GDP growth estimates for 2016-17 downgraded
The Dollar Business Bureau
According to recently released estimates by CSO (Central Statistics Office), GDP growth for FY 2016-17 is to drop to 7.1% from 7.6% in FY 2015-16. However, SBI research further pegs the estimate down to 6.7% for the whole year and 6.3% for the second half.
While CSO did not take into account the effect of the note-ban in the month of November, SBI released its estimates with a downward bias to account for slowing consumption due to the cash crunch. The CSO growth projection was cut down owing to a slow down in the manufacturing, construction and mining sector, ignoring the volatility due to note ban.
Caught in the vicious cycle of low spending and low reserves of new currency at banks, the new money is taking forever to come into circulation, causing stagnancy in consumption. India is set to see all-time lows in its consumer-spending this year.

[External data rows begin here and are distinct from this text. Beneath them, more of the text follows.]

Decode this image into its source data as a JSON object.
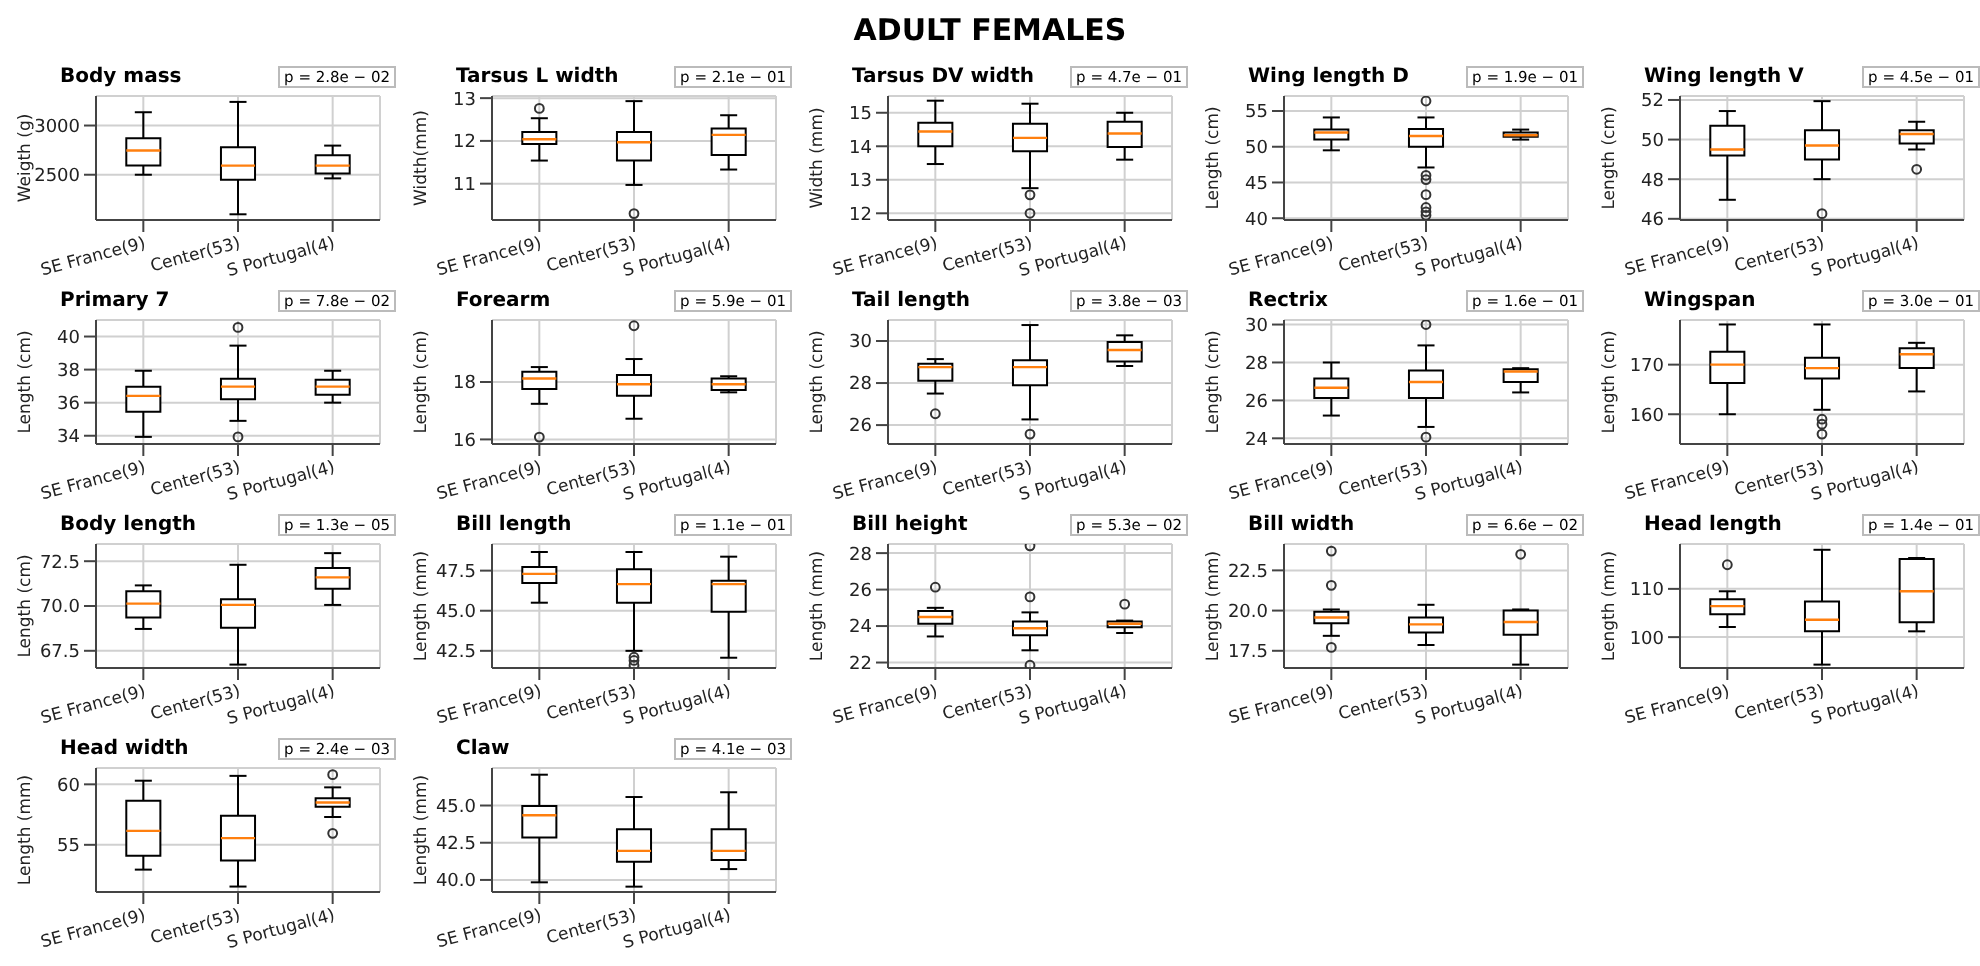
{
  "chart_data": [
    {
      "type": "box",
      "title": "Body mass",
      "ylabel": "Weigth (g)",
      "categories": [
        "SE France(9)",
        "Center(53)",
        "S Portugal(4)"
      ],
      "ylim": [
        2040,
        3300
      ],
      "yticks": [
        2500,
        3000
      ],
      "grid": true,
      "annotations": [
        "p = 2.8e − 02",
        "ADULT FEMALES"
      ],
      "boxes": [
        {
          "low": 2500,
          "q1": 2593,
          "median": 2746,
          "q3": 2870,
          "high": 3135
        },
        {
          "low": 2098,
          "q1": 2450,
          "median": 2593,
          "q3": 2778,
          "high": 3240
        },
        {
          "low": 2463,
          "q1": 2513,
          "median": 2593,
          "q3": 2698,
          "high": 2796
        }
      ]
    },
    {
      "type": "box",
      "title": "Tarsus L width",
      "ylabel": "Width(mm)",
      "categories": [
        "SE France(9)",
        "Center(53)",
        "S Portugal(4)"
      ],
      "ylim": [
        10.15,
        13.05
      ],
      "yticks": [
        11,
        12,
        13
      ],
      "grid": true,
      "annotations": [
        "p = 2.1e − 01"
      ],
      "boxes": [
        {
          "low": 11.54,
          "q1": 11.93,
          "median": 12.04,
          "q3": 12.21,
          "high": 12.53,
          "outliers": [
            12.76
          ]
        },
        {
          "low": 10.97,
          "q1": 11.54,
          "median": 11.97,
          "q3": 12.21,
          "high": 12.93,
          "outliers": [
            10.3
          ]
        },
        {
          "low": 11.33,
          "q1": 11.67,
          "median": 12.14,
          "q3": 12.29,
          "high": 12.6
        }
      ]
    },
    {
      "type": "box",
      "title": "Tarsus DV width",
      "ylabel": "Width (mm)",
      "categories": [
        "SE France(9)",
        "Center(53)",
        "S Portugal(4)"
      ],
      "ylim": [
        11.8,
        15.5
      ],
      "yticks": [
        12,
        13,
        14,
        15
      ],
      "grid": true,
      "annotations": [
        "p = 4.7e − 01"
      ],
      "boxes": [
        {
          "low": 13.47,
          "q1": 14.0,
          "median": 14.44,
          "q3": 14.7,
          "high": 15.36
        },
        {
          "low": 12.75,
          "q1": 13.85,
          "median": 14.25,
          "q3": 14.67,
          "high": 15.27,
          "outliers": [
            12.55,
            12.0
          ]
        },
        {
          "low": 13.6,
          "q1": 13.98,
          "median": 14.38,
          "q3": 14.73,
          "high": 15.0
        }
      ]
    },
    {
      "type": "box",
      "title": "Wing length D",
      "ylabel": "Length (cm)",
      "categories": [
        "SE France(9)",
        "Center(53)",
        "S Portugal(4)"
      ],
      "ylim": [
        39.75,
        57.1
      ],
      "yticks": [
        40,
        45,
        50,
        55
      ],
      "grid": true,
      "annotations": [
        "p = 1.9e − 01"
      ],
      "boxes": [
        {
          "low": 49.5,
          "q1": 51.0,
          "median": 52.0,
          "q3": 52.4,
          "high": 54.1
        },
        {
          "low": 47.1,
          "q1": 50.0,
          "median": 51.5,
          "q3": 52.5,
          "high": 54.1,
          "outliers": [
            56.4,
            46.0,
            45.4,
            43.3,
            41.5,
            40.9,
            40.4
          ]
        },
        {
          "low": 51.0,
          "q1": 51.4,
          "median": 51.6,
          "q3": 52.0,
          "high": 52.4
        }
      ]
    },
    {
      "type": "box",
      "title": "Wing length V",
      "ylabel": "Length (cm)",
      "categories": [
        "SE France(9)",
        "Center(53)",
        "S Portugal(4)"
      ],
      "ylim": [
        45.94,
        52.2
      ],
      "yticks": [
        46,
        48,
        50,
        52
      ],
      "grid": true,
      "annotations": [
        "p = 4.5e − 01"
      ],
      "boxes": [
        {
          "low": 46.96,
          "q1": 49.2,
          "median": 49.5,
          "q3": 50.7,
          "high": 51.44
        },
        {
          "low": 48.0,
          "q1": 49.0,
          "median": 49.7,
          "q3": 50.47,
          "high": 51.94,
          "outliers": [
            46.26
          ]
        },
        {
          "low": 49.5,
          "q1": 49.8,
          "median": 50.28,
          "q3": 50.47,
          "high": 50.9,
          "outliers": [
            48.5
          ]
        }
      ]
    },
    {
      "type": "box",
      "title": "Primary 7",
      "ylabel": "Length (cm)",
      "categories": [
        "SE France(9)",
        "Center(53)",
        "S Portugal(4)"
      ],
      "ylim": [
        33.5,
        41
      ],
      "yticks": [
        34,
        36,
        38,
        40
      ],
      "grid": true,
      "annotations": [
        "p = 7.8e − 02"
      ],
      "boxes": [
        {
          "low": 33.93,
          "q1": 35.45,
          "median": 36.41,
          "q3": 36.97,
          "high": 37.93
        },
        {
          "low": 34.9,
          "q1": 36.2,
          "median": 36.97,
          "q3": 37.45,
          "high": 39.45,
          "outliers": [
            40.55,
            33.93
          ]
        },
        {
          "low": 36.0,
          "q1": 36.48,
          "median": 36.97,
          "q3": 37.38,
          "high": 37.93
        }
      ]
    },
    {
      "type": "box",
      "title": "Forearm",
      "ylabel": "Length (cm)",
      "categories": [
        "SE France(9)",
        "Center(53)",
        "S Portugal(4)"
      ],
      "ylim": [
        15.84,
        20.16
      ],
      "yticks": [
        16,
        18
      ],
      "grid": true,
      "annotations": [
        "p = 5.9e − 01"
      ],
      "boxes": [
        {
          "low": 17.24,
          "q1": 17.76,
          "median": 18.12,
          "q3": 18.36,
          "high": 18.52,
          "outliers": [
            16.08
          ]
        },
        {
          "low": 16.72,
          "q1": 17.52,
          "median": 17.92,
          "q3": 18.24,
          "high": 18.8,
          "outliers": [
            19.96
          ]
        },
        {
          "low": 17.64,
          "q1": 17.72,
          "median": 17.92,
          "q3": 18.12,
          "high": 18.2
        }
      ]
    },
    {
      "type": "box",
      "title": "Tail length",
      "ylabel": "Length (cm)",
      "categories": [
        "SE France(9)",
        "Center(53)",
        "S Portugal(4)"
      ],
      "ylim": [
        25.1,
        31
      ],
      "yticks": [
        26,
        28,
        30
      ],
      "grid": true,
      "annotations": [
        "p = 3.8e − 03"
      ],
      "boxes": [
        {
          "low": 27.5,
          "q1": 28.11,
          "median": 28.76,
          "q3": 28.92,
          "high": 29.14,
          "outliers": [
            26.54
          ]
        },
        {
          "low": 26.27,
          "q1": 27.89,
          "median": 28.76,
          "q3": 29.08,
          "high": 30.76,
          "outliers": [
            25.57
          ]
        },
        {
          "low": 28.81,
          "q1": 29.03,
          "median": 29.57,
          "q3": 29.95,
          "high": 30.27
        }
      ]
    },
    {
      "type": "box",
      "title": "Rectrix",
      "ylabel": "Length (cm)",
      "categories": [
        "SE France(9)",
        "Center(53)",
        "S Portugal(4)"
      ],
      "ylim": [
        23.7,
        30.24
      ],
      "yticks": [
        24,
        26,
        28,
        30
      ],
      "grid": true,
      "annotations": [
        "p = 1.6e − 01"
      ],
      "boxes": [
        {
          "low": 25.2,
          "q1": 26.12,
          "median": 26.67,
          "q3": 27.15,
          "high": 28.0
        },
        {
          "low": 24.6,
          "q1": 26.12,
          "median": 26.97,
          "q3": 27.58,
          "high": 28.9,
          "outliers": [
            30.0,
            24.06
          ]
        },
        {
          "low": 26.42,
          "q1": 26.97,
          "median": 27.52,
          "q3": 27.64,
          "high": 27.7
        }
      ]
    },
    {
      "type": "box",
      "title": "Wingspan",
      "ylabel": "Length (cm)",
      "categories": [
        "SE France(9)",
        "Center(53)",
        "S Portugal(4)"
      ],
      "ylim": [
        154,
        179
      ],
      "yticks": [
        160,
        170
      ],
      "grid": true,
      "annotations": [
        "p = 3.0e − 01"
      ],
      "boxes": [
        {
          "low": 160,
          "q1": 166.3,
          "median": 170,
          "q3": 172.6,
          "high": 178.1
        },
        {
          "low": 160.9,
          "q1": 167.2,
          "median": 169.3,
          "q3": 171.4,
          "high": 178.1,
          "outliers": [
            159,
            158,
            156
          ]
        },
        {
          "low": 164.6,
          "q1": 169.3,
          "median": 172.1,
          "q3": 173.3,
          "high": 174.4
        }
      ]
    },
    {
      "type": "box",
      "title": "Body length",
      "ylabel": "Length (cm)",
      "categories": [
        "SE France(9)",
        "Center(53)",
        "S Portugal(4)"
      ],
      "ylim": [
        66.54,
        73.46
      ],
      "yticks": [
        {
          "value": 67.5,
          "label": "67.5"
        },
        {
          "value": 70,
          "label": "70.0"
        },
        {
          "value": 72.5,
          "label": "72.5"
        }
      ],
      "grid": true,
      "annotations": [
        "p = 1.3e − 05"
      ],
      "boxes": [
        {
          "low": 68.72,
          "q1": 69.36,
          "median": 70.13,
          "q3": 70.83,
          "high": 71.15
        },
        {
          "low": 66.73,
          "q1": 68.78,
          "median": 70.06,
          "q3": 70.38,
          "high": 72.3
        },
        {
          "low": 70.06,
          "q1": 70.96,
          "median": 71.6,
          "q3": 72.12,
          "high": 72.95
        }
      ]
    },
    {
      "type": "box",
      "title": "Bill length",
      "ylabel": "Length (mm)",
      "categories": [
        "SE France(9)",
        "Center(53)",
        "S Portugal(4)"
      ],
      "ylim": [
        41.43,
        49.16
      ],
      "yticks": [
        {
          "value": 42.5,
          "label": "42.5"
        },
        {
          "value": 45,
          "label": "45.0"
        },
        {
          "value": 47.5,
          "label": "47.5"
        }
      ],
      "grid": true,
      "annotations": [
        "p = 1.1e − 01"
      ],
      "boxes": [
        {
          "low": 45.5,
          "q1": 46.73,
          "median": 47.3,
          "q3": 47.73,
          "high": 48.66
        },
        {
          "low": 42.5,
          "q1": 45.5,
          "median": 46.66,
          "q3": 47.59,
          "high": 48.66,
          "outliers": [
            42.1,
            41.9,
            41.6
          ]
        },
        {
          "low": 42.07,
          "q1": 44.93,
          "median": 46.66,
          "q3": 46.87,
          "high": 48.37
        }
      ]
    },
    {
      "type": "box",
      "title": "Bill height",
      "ylabel": "Length (mm)",
      "categories": [
        "SE France(9)",
        "Center(53)",
        "S Portugal(4)"
      ],
      "ylim": [
        21.7,
        28.5
      ],
      "yticks": [
        22,
        24,
        26,
        28
      ],
      "grid": true,
      "annotations": [
        "p = 5.3e − 02"
      ],
      "boxes": [
        {
          "low": 23.43,
          "q1": 24.13,
          "median": 24.5,
          "q3": 24.82,
          "high": 25.0,
          "outliers": [
            26.13
          ]
        },
        {
          "low": 22.67,
          "q1": 23.5,
          "median": 23.88,
          "q3": 24.25,
          "high": 24.75,
          "outliers": [
            28.4,
            25.6,
            21.85
          ]
        },
        {
          "low": 23.62,
          "q1": 23.94,
          "median": 24.13,
          "q3": 24.25,
          "high": 24.3,
          "outliers": [
            25.2
          ]
        }
      ]
    },
    {
      "type": "box",
      "title": "Bill width",
      "ylabel": "Length (mm)",
      "categories": [
        "SE France(9)",
        "Center(53)",
        "S Portugal(4)"
      ],
      "ylim": [
        16.43,
        24.14
      ],
      "yticks": [
        {
          "value": 17.5,
          "label": "17.5"
        },
        {
          "value": 20,
          "label": "20.0"
        },
        {
          "value": 22.5,
          "label": "22.5"
        }
      ],
      "grid": true,
      "annotations": [
        "p = 6.6e − 02"
      ],
      "boxes": [
        {
          "low": 18.43,
          "q1": 19.21,
          "median": 19.57,
          "q3": 19.93,
          "high": 20.07,
          "outliers": [
            23.7,
            21.57,
            17.71
          ]
        },
        {
          "low": 17.86,
          "q1": 18.64,
          "median": 19.14,
          "q3": 19.57,
          "high": 20.36
        },
        {
          "low": 16.64,
          "q1": 18.5,
          "median": 19.29,
          "q3": 20.0,
          "high": 20.07,
          "outliers": [
            23.5
          ]
        }
      ]
    },
    {
      "type": "box",
      "title": "Head length",
      "ylabel": "Length (mm)",
      "categories": [
        "SE France(9)",
        "Center(53)",
        "S Portugal(4)"
      ],
      "ylim": [
        93.6,
        119.3
      ],
      "yticks": [
        100,
        110
      ],
      "grid": true,
      "annotations": [
        "p = 1.4e − 01"
      ],
      "boxes": [
        {
          "low": 102.1,
          "q1": 104.76,
          "median": 106.43,
          "q3": 107.86,
          "high": 109.5,
          "outliers": [
            115
          ]
        },
        {
          "low": 94.3,
          "q1": 101.2,
          "median": 103.6,
          "q3": 107.4,
          "high": 118.1
        },
        {
          "low": 101.2,
          "q1": 103.1,
          "median": 109.5,
          "q3": 116.2,
          "high": 116.4
        }
      ]
    },
    {
      "type": "box",
      "title": "Head width",
      "ylabel": "Length (mm)",
      "categories": [
        "SE France(9)",
        "Center(53)",
        "S Portugal(4)"
      ],
      "ylim": [
        51.1,
        61.35
      ],
      "yticks": [
        55,
        60
      ],
      "grid": true,
      "annotations": [
        "p = 2.4e − 03"
      ],
      "boxes": [
        {
          "low": 52.95,
          "q1": 54.1,
          "median": 56.15,
          "q3": 58.65,
          "high": 60.3
        },
        {
          "low": 51.55,
          "q1": 53.7,
          "median": 55.55,
          "q3": 57.4,
          "high": 60.7
        },
        {
          "low": 57.3,
          "q1": 58.15,
          "median": 58.5,
          "q3": 58.85,
          "high": 59.75,
          "outliers": [
            60.8,
            55.95
          ]
        }
      ]
    },
    {
      "type": "box",
      "title": "Claw",
      "ylabel": "Length (mm)",
      "categories": [
        "SE France(9)",
        "Center(53)",
        "S Portugal(4)"
      ],
      "ylim": [
        39.19,
        47.52
      ],
      "yticks": [
        {
          "value": 40,
          "label": "40.0"
        },
        {
          "value": 42.5,
          "label": "42.5"
        },
        {
          "value": 45,
          "label": "45.0"
        }
      ],
      "grid": true,
      "annotations": [
        "p = 4.1e − 03"
      ],
      "boxes": [
        {
          "low": 39.84,
          "q1": 42.85,
          "median": 44.35,
          "q3": 44.96,
          "high": 47.07
        },
        {
          "low": 39.55,
          "q1": 41.22,
          "median": 41.95,
          "q3": 43.41,
          "high": 45.57
        },
        {
          "low": 40.73,
          "q1": 41.34,
          "median": 41.95,
          "q3": 43.41,
          "high": 45.89
        }
      ]
    }
  ]
}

Manufacturing sector is expected to have a low growth rate of 7.4% in comparison to 9.3% in 2015-16. Agriculture and government spending will be major boosters during the year. Government spending, unencumbered by the demonetisation exercise is said to expand by 12.8 per cent in 2016-17, up from 6.6% in 2015-16. Growth in Agriculture increased from 1.2 per in 2015-16 year to 4.1 per cent in 2016-17.
If the economy picks up during the next fiscal cycle, 2017-18 it could have the advantage of looking extra-ordinary when juxtaposed with a somewhat sluggish 2016-17. And that's the only silver lining to this cloud.
The last two quarters of the year are likely to perform dismally in the wake of demonetisation, the full-blown effect of which has still not been realised. After steep downgrades in growth projections, India may have to bid farewell to the 'bright-spot on the world map' status it had in the earlier part of the year.